Tuesday, March 13, 2007

Thoughts On State-sponsored Police Brutality after Save Zimbabwe March 11 Campaign






So once again The ZRP has gone on a State sanctioned rampage of attacking
citizens practicing their basic human rights, the rights to free association
and to free expression. It is no secret that for a dictatorship to blossom,
the first right to be squelched is the freedom of expression. The Save
Zimbabwe Campaign, whether under the auspice of a civic grouping, or a
spiritual gathering, had that sincere right to express itself, and expose
the crisis Zimbabwe is in as a nation.

As though the obscene poverty in Zimbabwean homes (and homeless families) is
not enough of a burden upon the masses, the Police took it into their hands
to go ahead and crush on what was surely intended as a peaceful
march/protest. With hundreds arrested, and one murdered by a bullet (we
wonder how many more will die from sustained wounds from 'minimum force' in
Police cells and at Goromonzi torture Camp -and yes, there is a torture camp
in Goromonzi; we wonder also how many have died due to malnutrition, or
hunger, and due to poor health delivery) the current condition is
unsustainable on all fronts. With our economic wheels well rusted, and the
political foray frayed, it is predictable that sporadic social upheaval is
increasingly becoming a feasible alternative, thus the recent waves of riots
and protests on the streets -Harare, Bulawayo, Gweru what have you.

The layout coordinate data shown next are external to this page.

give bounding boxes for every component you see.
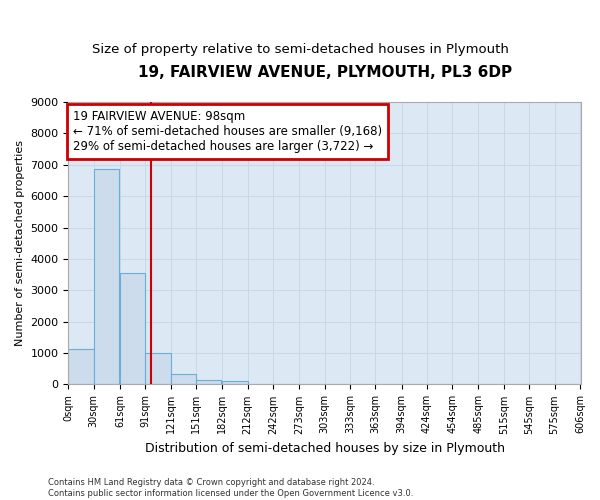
Bar	[171, 374, 196, 384]
Bar	[94, 168, 119, 384]
Bar	[68, 349, 94, 384]
Bar	[120, 272, 145, 384]
Text: Size of property relative to semi-detached houses in Plymouth: Size of property relative to semi-detach…	[92, 42, 508, 56]
X-axis label: Distribution of semi-detached houses by size in Plymouth: Distribution of semi-detached houses by …	[145, 442, 505, 455]
Y-axis label: Number of semi-detached properties: Number of semi-detached properties	[15, 140, 25, 346]
Bar	[196, 380, 221, 384]
Text: Contains HM Land Registry data © Crown copyright and database right 2024.
Contai: Contains HM Land Registry data © Crown c…	[48, 478, 413, 498]
Title: 19, FAIRVIEW AVENUE, PLYMOUTH, PL3 6DP: 19, FAIRVIEW AVENUE, PLYMOUTH, PL3 6DP	[137, 65, 512, 80]
Bar	[145, 353, 171, 384]
Bar	[222, 382, 248, 384]
Text: 19 FAIRVIEW AVENUE: 98sqm
← 71% of semi-detached houses are smaller (9,168)
29% : 19 FAIRVIEW AVENUE: 98sqm ← 71% of semi-…	[73, 110, 382, 153]
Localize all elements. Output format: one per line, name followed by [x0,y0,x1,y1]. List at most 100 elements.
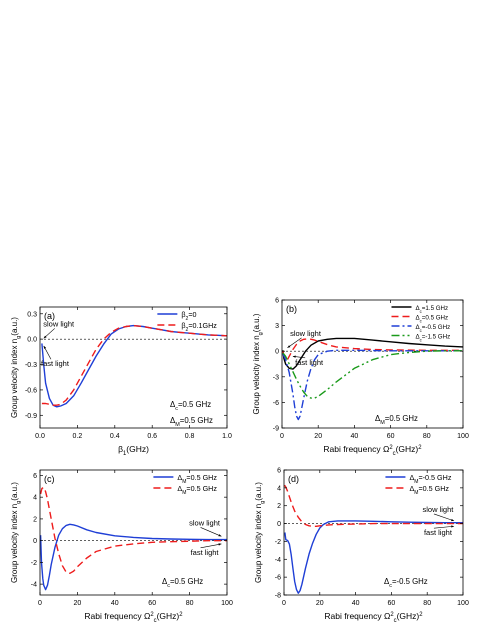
x-tick-label: 0 [280,433,284,440]
parameter-label: ΔM=0.5 GHz [375,414,418,426]
y-tick-label: 0 [277,521,281,528]
x-tick-label: 80 [423,600,431,607]
y-axis-label: Group velocity index ng(a.u.) [10,317,22,418]
parameter-label: Δc=0.5 GHz [170,400,211,412]
series-line-1 [284,520,463,594]
annotation-arrowhead [218,543,222,546]
panel-label: (b) [286,304,297,314]
x-tick-label: 40 [111,600,119,607]
y-tick-label: -9 [273,426,279,433]
x-tick-label: 100 [457,600,469,607]
x-tick-label: 60 [148,600,156,607]
plot-frame [39,469,228,596]
x-tick-label: 20 [316,600,324,607]
annotation-arrow [433,513,455,522]
y-tick-label: -8 [275,593,281,600]
y-tick-label: 0 [275,349,279,356]
y-tick-label: 2 [277,503,281,510]
annotation-arrowhead [451,525,455,528]
y-tick-label: -3 [273,374,279,381]
y-tick-label: 6 [275,298,279,305]
panel-label: (c) [44,474,55,484]
y-tick-label: -2 [275,539,281,546]
y-tick-label: -6 [273,400,279,407]
y-tick-label: 2 [33,516,37,523]
y-tick-label: 0 [33,538,37,545]
x-tick-label: 0.2 [73,433,83,440]
chart-panel-3: 0 20 40 60 80 100 -4 -2 0 2 4 6 (c) Rabi frequency Ω2… [10,469,233,624]
y-tick-label: -0.6 [25,387,37,394]
panel-label: (a) [44,311,55,321]
x-tick-label: 100 [221,600,233,607]
fast-light-annotation: fast light [295,358,324,367]
legend: β2=0β2=0.1GHz [157,310,217,333]
chart-panel-2: 0 20 40 60 80 100 -9 -6 -3 0 3 6 (b) Rabi frequency Ω… [252,298,469,458]
x-axis-label: Rabi frequency Ω2c(GHz)2 [324,611,422,624]
x-axis-label: β1(GHz) [118,444,149,457]
x-tick-label: 40 [351,433,359,440]
y-tick-label: 4 [277,485,281,492]
x-tick-label: 80 [423,433,431,440]
legend-label-2: ΔM=0.5 GHz [177,484,217,496]
chart-panel-1: 0.0 0.2 0.4 0.6 0.8 1.0 -0.9 -0.6 -0.3 0.0 0.3 (a) β… [10,306,232,457]
annotation-arrow [200,543,222,549]
slow-light-annotation: slow light [290,329,322,338]
x-tick-label: 0.0 [35,433,45,440]
parameter-label: ΔM=0.5 GHz [170,416,213,428]
parameter-label: Δc=-0.5 GHz [384,577,428,589]
chart-panel-4: 0 20 40 60 80 100 -8 -6 -4 -2 0 2 4 6 (d) Rabi frequenc… [254,468,469,625]
y-tick-label: -6 [275,575,281,582]
y-axis-label: Group velocity index ng(a.u.) [252,313,264,414]
fast-light-annotation: fast light [424,528,453,537]
fast-light-annotation: fast light [41,359,70,368]
x-tick-label: 0.8 [185,433,195,440]
x-axis-label: Rabi frequency Ω2c(GHz)2 [84,611,182,624]
plot-frame [39,306,228,429]
annotation-arrowhead [43,335,47,339]
plot-frame [283,469,464,596]
x-tick-label: 0.4 [110,433,120,440]
fast-light-annotation: fast light [191,548,220,557]
x-tick-label: 80 [186,600,194,607]
series-line-1 [40,523,227,591]
annotation-arrowhead [292,355,296,358]
legend-label-1: ΔM=0.5 GHz [177,473,217,485]
legend-label-1: β2=0 [181,310,196,322]
y-tick-label: 6 [277,468,281,475]
x-tick-label: 60 [387,433,395,440]
series-line-2 [41,324,227,406]
x-tick-label: 0 [282,600,286,607]
y-axis-label: Group velocity index ng(a.u.) [10,482,22,583]
annotation-arrow [287,337,302,349]
x-tick-label: 0 [38,600,42,607]
slow-light-annotation: slow light [189,518,221,527]
slow-light-annotation: slow light [423,505,455,514]
annotation-arrowhead [43,345,47,349]
legend-label-2: Δc=0.5 GHz [415,315,448,324]
y-tick-label: -4 [31,582,37,589]
legend-label-2: β2=0.1GHz [181,321,217,333]
annotation-arrow [433,525,455,529]
y-tick-label: 4 [33,495,37,502]
series-line-2 [282,338,463,361]
x-axis-label: Rabi frequency Ω2c(GHz)2 [323,444,421,457]
y-tick-label: -0.3 [25,362,37,369]
legend-label-4: Δc=-1.5 GHz [415,334,450,343]
y-tick-label: 3 [275,323,279,330]
y-tick-label: 0.3 [27,311,37,318]
series-line-1 [41,324,227,408]
y-tick-label: -0.9 [25,413,37,420]
x-tick-label: 0.6 [147,433,157,440]
x-tick-label: 20 [314,433,322,440]
annotation-arrowhead [287,345,291,348]
y-tick-label: 6 [33,473,37,480]
y-tick-label: 0.0 [27,337,37,344]
y-tick-label: -2 [31,560,37,567]
plot-frame [281,299,464,429]
annotation-arrowhead [218,534,222,537]
y-axis-label: Group velocity index ng(a.u.) [254,482,266,583]
series-line-4 [282,350,463,399]
x-tick-label: 60 [388,600,396,607]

What is embarassing in all this, as an African, or better still, as an
African in the 20th Century, is that it has taken Ban Ki Moon, the United
States White House (yes, even those guys funneling bombs by the dozen to
Iraq are unsettled) and Australia to condemn the attacks on Mr Tsvangirayi,
the MDC leadership and the Zimbabwean general citizenry, yet our own good
neighbors such as South Africa stand by and choose to hear no evil, see no
evil and speak no evil.

It is insufferable a condition to die screaming while your neighbor idly
hangs about their laundry, working hard not to hear your slow death in the
torture chamber. I wonder if Thabo Mbeki considers this deafening silence on
these attrocities part of his vision of a modern Africa, remember, that
whole African Renaissance idea.

And Nigeria, the African Union, SADC, ECOWAS and other continental players
have also joined Thabo in his season of silence over Zimbabwe. How pitiful.

And yet they are singing and dancing -our Heads of State- in Accra,
celebrating Ghana's 50th independence anniversary, extoling Nkrumah and his
visionary leadership and philosophies, and how, "the independence of Ghana
is meaningless unless it is linked to the total liberation of Africa.” And I
wonder to myself whether Africa also needs independence from its failed
leaders such as Robert Mugabe, Lansana Conte, and Omar Al-Bashir. Because
sitting here at my desk, typing away and thinking of those activists
languishing in those lice fields we have for prison cells, I wonder about
their liberties, freedoms of expression, freedoms of speech and freedoms of
association, and they have been clearly violated.